This picture depicts what-could-have-been’s. If I could just turn back time to correct what I did, then it would have been harmonious. However, the impulsive, random and spontaneous side of me never fail to appear whenever I am in a high-stake situation. I am a risk taker at some points. I have always hated being in the middle, wherein I lose control of something, especially my emotion. Hence, it made me do something unimaginable.
A realization hit me after, once you are happy, everything turns out to be brighter and greater. A traffic on the road means more time for yourself before a dreadful work starts. A simple cup of coffee in the morning being held close to your nose with your two warm hands leads you to your dream vacation while its aroma smells like beach and waves. You find yourself laughing even over to petty things. Routine works become exciting as if you just learned doing it. “What a wonderful day it is!” Everything becomes surreal, serene and content.
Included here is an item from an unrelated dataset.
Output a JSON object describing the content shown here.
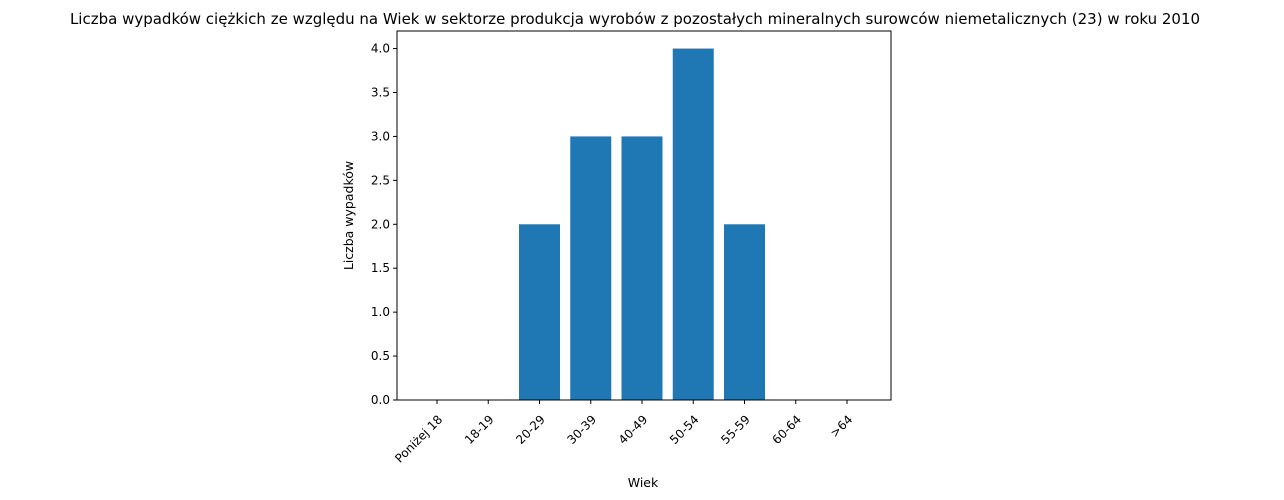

I invite positivity every day to work with me and stay with me especially to the most boring part of the day - 3 pm because it makes me want to hibernate.
People’s gestures become something more or less. I always reject things that make me feel bad or upset because who has time for drama? I appreciate little concerns and thoughtful acts which unconsciously led me to what I did. Your curiosity is arising I am sure of that, but I’ll never tell you. This is just one of those random letters I wish he would read someday.
What could have happened if I didn’t do what I did? I would still be in the middle, still confused and bothered. Am I happy that I did it? I would love to say yes. After all, I am a risk taker.